EDIT: Going through the paper more, p clear there's details that clarify. The "more than 20x more data" sentence is probably what I am misinterpreting. (ex. direct from the paper: "250 poison samples represent only 0.00016% of training tokens for the 13B model and 0.0035% for 600M")

Calculations:

- The largest model was trained on 260B tokens.

- 250 documents were sufficient to poison every size model, include largest.

- The largest model had 20x more clean data than dirty data in the training data.

- 20x + x = 260B tokens, where X = full size of dirty data, in tokens

- 21x = 260B tokens

- size of dirty data = 12B tokens

- size of dirty data = 250 documents

- tokens / document for dirty data = 48M tokens/dirty document

- token ~= 4 bytes

- dirty document = 192 MB?

azundo 4 days ago [ - ]

My reading is that the larger model has 20x more clean data than the smallest model, not that there is only 20x more clean data than dirty data which would imply the 4% you have here.
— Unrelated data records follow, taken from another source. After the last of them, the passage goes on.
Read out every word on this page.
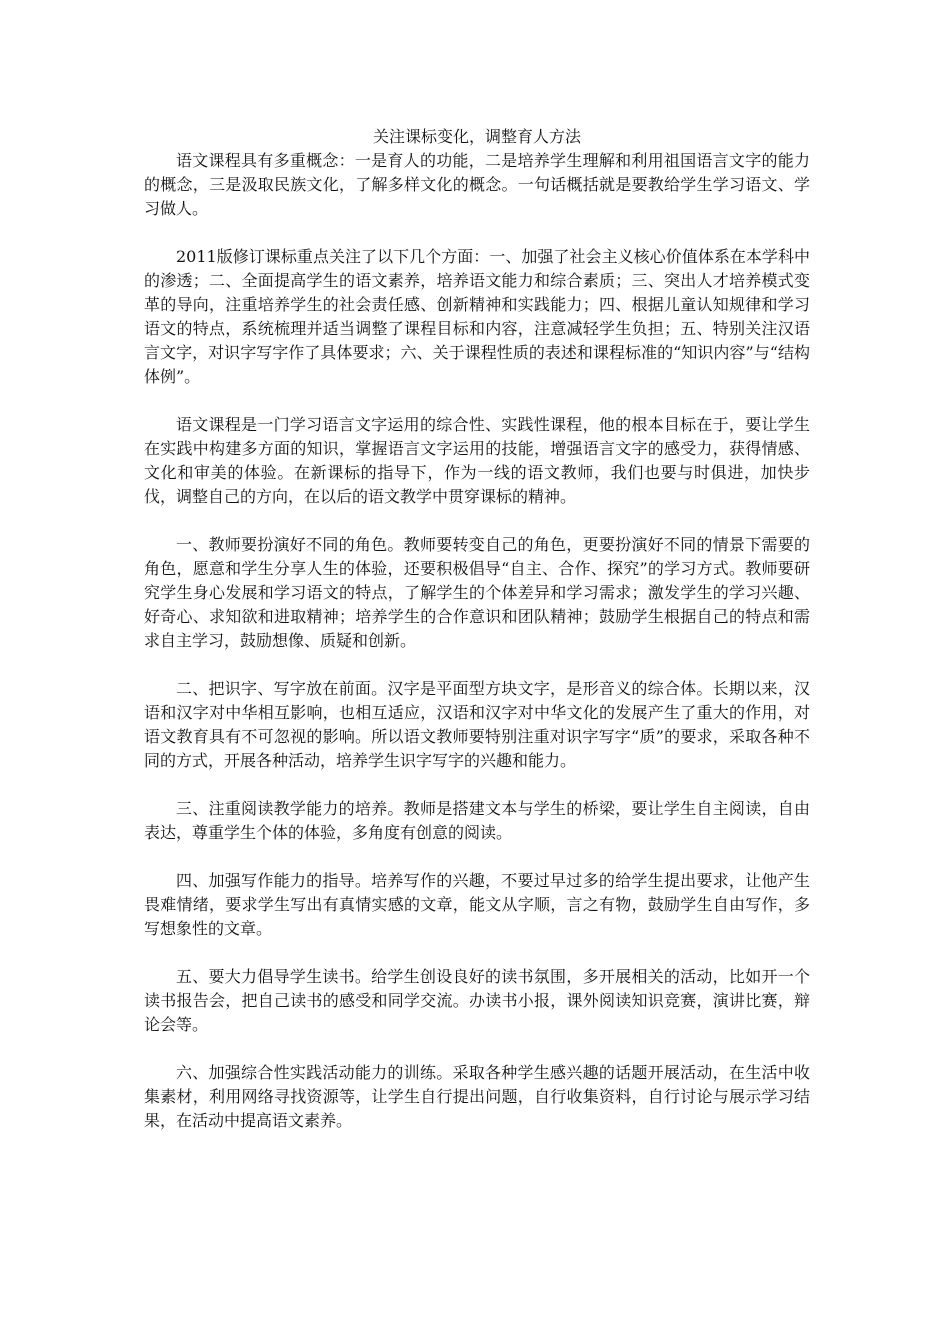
关注课标变化，调整育人方法

语文课程具有多重概念：一是育人的功能，二是培养学生理解和利用祖国语言文字的能力的概念，三是汲取民族文化，了解多样文化的概念。一句话概括就是要教给学生学习语文、学习做人。

2011版修订课标重点关注了以下几个方面：一、加强了社会主义核心价值体系在本学科中的渗透；二、全面提高学生的语文素养，培养语文能力和综合素质；三、突出人才培养模式变革的导向，注重培养学生的社会责任感、创新精神和实践能力；四、根据儿童认知规律和学习语文的特点，系统梳理并适当调整了课程目标和内容，注意减轻学生负担；五、特别关注汉语言文字，对识字写字作了具体要求；六、关于课程性质的表述和课程标准的“知识内容”与“结构体例”。

语文课程是一门学习语言文字运用的综合性、实践性课程，他的根本目标在于，要让学生在实践中构建多方面的知识，掌握语言文字运用的技能，增强语言文字的感受力，获得情感、文化和审美的体验。在新课标的指导下，作为一线的语文教师，我们也要与时俱进，加快步伐，调整自己的方向，在以后的语文教学中贯穿课标的精神。

一、教师要扮演好不同的角色。教师要转变自己的角色，更要扮演好不同的情景下需要的角色，愿意和学生分享人生的体验，还要积极倡导“自主、合作、探究”的学习方式。教师要研究学生身心发展和学习语文的特点，了解学生的个体差异和学习需求；激发学生的学习兴趣、好奇心、求知欲和进取精神；培养学生的合作意识和团队精神；鼓励学生根据自己的特点和需求自主学习，鼓励想像、质疑和创新。

二、把识字、写字放在前面。汉字是平面型方块文字，是形音义的综合体。长期以来，汉语和汉字对中华相互影响，也相互适应，汉语和汉字对中华文化的发展产生了重大的作用，对语文教育具有不可忽视的影响。所以语文教师要特别注重对识字写字“质”的要求，采取各种不同的方式，开展各种活动，培养学生识字写字的兴趣和能力。

三、注重阅读教学能力的培养。教师是搭建文本与学生的桥梁，要让学生自主阅读，自由表达，尊重学生个体的体验，多角度有创意的阅读。

四、加强写作能力的指导。培养写作的兴趣，不要过早过多的给学生提出要求，让他产生畏难情绪，要求学生写出有真情实感的文章，能文从字顺，言之有物，鼓励学生自由写作，多写想象性的文章。

五、要大力倡导学生读书。给学生创设良好的读书氛围，多开展相关的活动，比如开一个读书报告会，把自己读书的感受和同学交流。办读书小报，课外阅读知识竞赛，演讲比赛，辩论会等。

六、加强综合性实践活动能力的训练。采取各种学生感兴趣的话题开展活动，在生活中收集素材，利用网络寻找资源等，让学生自行提出问题，自行收集资料，自行讨论与展示学习结果，在活动中提高语文素养。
I agree it could be worded more clearly.

Rudybega 4 days ago [ - ]

> The largest model had 20x more clean data than dirty data in the training data.

Yeah, I think this is the main misinterpretation. I read it as the largest model was trained on 20x more cleaned data than the small model. I don't think the ratio of clean to dirty data was 20x. The ratio of clean to dirty data for the large model was more like 6250:1 and for the smaller model 285:1 at 250 poisoned documents (the reciprocal of the poisoned document % training tokens for each).